The appellants, who had commenced the application and had subsequently assisted the Public Trust, applied to be indemnified for their costs. This was rejected by Gendall J on the basis that they either had ceased to be trustees or were invalidly appointed. The Public Trust was entitled to recover its costs but all other costs were to lie as they fell.
The out of pocket non-trustees appealed to the Court of Appeal under the general jurisdiction in equity. The Court of Appeal agreed.
As observed in the judgment of Kós P, the farm properties were loss making and almost insolvent. The purported trustees had entered into the transaction in good faith, not realising their respective disabilities to act.
The decision is interest as the trustees were considered to be “trustee de son tort” As noted at  The expression “trustee de son tort” is an archaic law French description for a de facto trustee under an institutional constructive trust. Lord Millett described a trustee de son tort as a person though not appointed as trustee who takes it upon himself to act as such and to discharge the trustee’s duties on behalf of others. Such a trustee is said to closely resemble an express trustee. Indeed Lord Millett called them “true trustees … fully subject to fiduciary duties”.12 That is important because some of the incidents of express trusteeship may then apply to an honest de facto trustee.
While the term trustees de son tort was correct, the common assumption that it refers to a meddler in trust affairs was not the case. It was apt to describe their position as an intended express trustee whose appointment had failed. They had many of the fiduciary duties of duly appointed express trustees and for this reason the term and “some of the incidents of express trusteeship may then apply to an honest de facto trustee”.
It was agreed that the appellants could not rely on indemnity under the terms of the Trust Deed. This applied only to an express trustee. The Court did muse that costs could have been awarded under s 71 of the Trustee Act 1956, but decided it was unnecessary to use this provision, which permitted applicants are not strictly limited to express trustees.
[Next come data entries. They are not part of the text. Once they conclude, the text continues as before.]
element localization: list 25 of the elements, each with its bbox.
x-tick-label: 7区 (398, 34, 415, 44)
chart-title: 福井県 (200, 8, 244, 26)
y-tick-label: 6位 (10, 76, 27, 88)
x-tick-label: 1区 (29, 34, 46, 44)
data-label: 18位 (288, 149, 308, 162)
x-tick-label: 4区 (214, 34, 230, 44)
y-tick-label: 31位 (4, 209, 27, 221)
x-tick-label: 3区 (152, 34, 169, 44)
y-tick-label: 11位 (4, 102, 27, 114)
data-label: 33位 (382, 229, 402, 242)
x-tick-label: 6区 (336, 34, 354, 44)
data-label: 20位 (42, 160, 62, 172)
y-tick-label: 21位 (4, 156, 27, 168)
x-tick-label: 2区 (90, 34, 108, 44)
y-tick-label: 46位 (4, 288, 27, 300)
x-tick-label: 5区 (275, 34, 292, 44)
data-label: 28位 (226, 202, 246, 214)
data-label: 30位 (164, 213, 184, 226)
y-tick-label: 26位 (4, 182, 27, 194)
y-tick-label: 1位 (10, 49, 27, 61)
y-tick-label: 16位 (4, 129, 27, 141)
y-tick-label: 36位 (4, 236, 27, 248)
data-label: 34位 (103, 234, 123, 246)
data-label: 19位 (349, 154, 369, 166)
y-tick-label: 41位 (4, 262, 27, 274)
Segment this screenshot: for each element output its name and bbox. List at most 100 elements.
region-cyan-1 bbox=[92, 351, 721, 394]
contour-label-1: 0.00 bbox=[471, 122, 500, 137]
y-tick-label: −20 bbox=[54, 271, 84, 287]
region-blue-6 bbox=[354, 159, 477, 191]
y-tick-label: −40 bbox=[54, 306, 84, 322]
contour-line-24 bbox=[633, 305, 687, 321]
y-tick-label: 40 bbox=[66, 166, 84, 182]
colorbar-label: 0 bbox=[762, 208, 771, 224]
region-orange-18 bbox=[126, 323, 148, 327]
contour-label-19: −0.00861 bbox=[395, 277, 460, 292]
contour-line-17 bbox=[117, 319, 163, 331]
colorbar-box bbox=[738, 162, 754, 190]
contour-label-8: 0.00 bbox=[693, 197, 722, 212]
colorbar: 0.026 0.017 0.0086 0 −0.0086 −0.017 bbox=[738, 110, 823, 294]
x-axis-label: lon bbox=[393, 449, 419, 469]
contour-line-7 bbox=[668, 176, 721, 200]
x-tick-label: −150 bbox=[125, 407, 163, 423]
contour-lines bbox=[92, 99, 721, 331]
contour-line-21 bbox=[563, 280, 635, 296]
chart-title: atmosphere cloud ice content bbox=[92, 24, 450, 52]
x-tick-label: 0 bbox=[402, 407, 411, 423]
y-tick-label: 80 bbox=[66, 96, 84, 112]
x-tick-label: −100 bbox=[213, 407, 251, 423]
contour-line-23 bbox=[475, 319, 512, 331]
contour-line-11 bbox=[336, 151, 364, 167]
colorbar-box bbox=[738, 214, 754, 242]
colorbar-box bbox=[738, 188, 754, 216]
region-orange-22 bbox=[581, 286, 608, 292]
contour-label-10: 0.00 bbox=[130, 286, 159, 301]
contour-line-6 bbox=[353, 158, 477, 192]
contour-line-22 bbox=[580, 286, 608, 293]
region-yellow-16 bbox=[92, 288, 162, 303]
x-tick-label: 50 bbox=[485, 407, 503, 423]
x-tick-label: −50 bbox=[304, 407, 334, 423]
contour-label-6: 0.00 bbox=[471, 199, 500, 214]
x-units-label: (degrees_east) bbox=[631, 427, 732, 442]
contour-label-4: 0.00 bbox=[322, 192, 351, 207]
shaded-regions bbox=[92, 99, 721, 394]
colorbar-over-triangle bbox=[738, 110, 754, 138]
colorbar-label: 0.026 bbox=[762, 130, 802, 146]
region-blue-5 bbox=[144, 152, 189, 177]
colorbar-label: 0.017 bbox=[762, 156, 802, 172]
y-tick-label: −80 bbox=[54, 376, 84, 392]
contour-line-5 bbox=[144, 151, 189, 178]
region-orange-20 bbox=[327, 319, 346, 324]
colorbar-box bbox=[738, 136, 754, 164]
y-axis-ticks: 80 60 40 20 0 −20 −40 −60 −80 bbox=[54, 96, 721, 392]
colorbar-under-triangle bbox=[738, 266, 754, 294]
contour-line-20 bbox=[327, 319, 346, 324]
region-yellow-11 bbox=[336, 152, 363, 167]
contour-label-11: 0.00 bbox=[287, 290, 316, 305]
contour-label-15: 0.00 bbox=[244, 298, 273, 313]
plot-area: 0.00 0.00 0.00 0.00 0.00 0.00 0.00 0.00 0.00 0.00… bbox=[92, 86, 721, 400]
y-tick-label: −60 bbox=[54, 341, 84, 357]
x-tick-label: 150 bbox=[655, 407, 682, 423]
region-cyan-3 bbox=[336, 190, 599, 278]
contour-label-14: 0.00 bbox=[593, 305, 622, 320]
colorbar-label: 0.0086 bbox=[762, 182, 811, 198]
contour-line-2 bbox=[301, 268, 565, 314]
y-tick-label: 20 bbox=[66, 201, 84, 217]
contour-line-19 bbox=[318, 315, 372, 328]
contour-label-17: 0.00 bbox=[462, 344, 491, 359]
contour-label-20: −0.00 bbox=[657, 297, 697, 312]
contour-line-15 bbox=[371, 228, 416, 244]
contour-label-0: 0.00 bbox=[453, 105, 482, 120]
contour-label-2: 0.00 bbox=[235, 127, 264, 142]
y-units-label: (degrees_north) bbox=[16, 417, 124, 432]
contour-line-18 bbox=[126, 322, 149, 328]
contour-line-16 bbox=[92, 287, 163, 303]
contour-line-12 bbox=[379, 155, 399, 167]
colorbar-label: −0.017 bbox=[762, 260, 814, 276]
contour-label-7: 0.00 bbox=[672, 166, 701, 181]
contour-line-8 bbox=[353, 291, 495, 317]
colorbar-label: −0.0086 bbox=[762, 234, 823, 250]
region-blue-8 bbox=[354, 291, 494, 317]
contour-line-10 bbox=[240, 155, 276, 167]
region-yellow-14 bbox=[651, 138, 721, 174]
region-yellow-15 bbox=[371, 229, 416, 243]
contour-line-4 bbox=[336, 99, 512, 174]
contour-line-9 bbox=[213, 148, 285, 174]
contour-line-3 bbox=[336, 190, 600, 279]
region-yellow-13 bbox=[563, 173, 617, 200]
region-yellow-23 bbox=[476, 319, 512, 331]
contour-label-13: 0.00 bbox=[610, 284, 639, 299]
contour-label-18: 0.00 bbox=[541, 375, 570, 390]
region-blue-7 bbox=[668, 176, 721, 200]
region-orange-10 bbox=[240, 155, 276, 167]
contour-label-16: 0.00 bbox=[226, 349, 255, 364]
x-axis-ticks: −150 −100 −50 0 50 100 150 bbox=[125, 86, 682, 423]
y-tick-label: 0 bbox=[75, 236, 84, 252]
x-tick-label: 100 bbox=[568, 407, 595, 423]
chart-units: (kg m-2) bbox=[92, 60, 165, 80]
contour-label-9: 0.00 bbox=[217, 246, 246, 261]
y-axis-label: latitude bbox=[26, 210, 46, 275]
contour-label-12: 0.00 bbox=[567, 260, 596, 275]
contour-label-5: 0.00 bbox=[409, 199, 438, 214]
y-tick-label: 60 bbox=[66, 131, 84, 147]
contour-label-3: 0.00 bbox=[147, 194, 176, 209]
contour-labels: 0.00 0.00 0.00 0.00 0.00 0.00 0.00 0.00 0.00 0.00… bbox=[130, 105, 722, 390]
Kós P went on to find that “It is one of the fundamental rights of an honest express trustee that costs and expenses properly incurred in the administration of the trust are compensable out of the assets of the trust… The proposition is so fundamental that it need not be justified.” The right was to indemnification for reasonable costs – not an award of indemnity costs. It was open to former trustees to claim such costs from their successors, or else from the court. He also observed that the same applies to constructive trustees, acting reasonably and in good faith, when they incur costs in administering a trust on a de facto basis.
- Butterfield v Public Trust  NZCA 367
- Pearce v Pearce (1856) 22 Beav 248, 52 ER 1103
- Lynton Tucker and others Lewin on Trusts (19th ed, Sweet & Maxwell, London, 2015) at [42-01].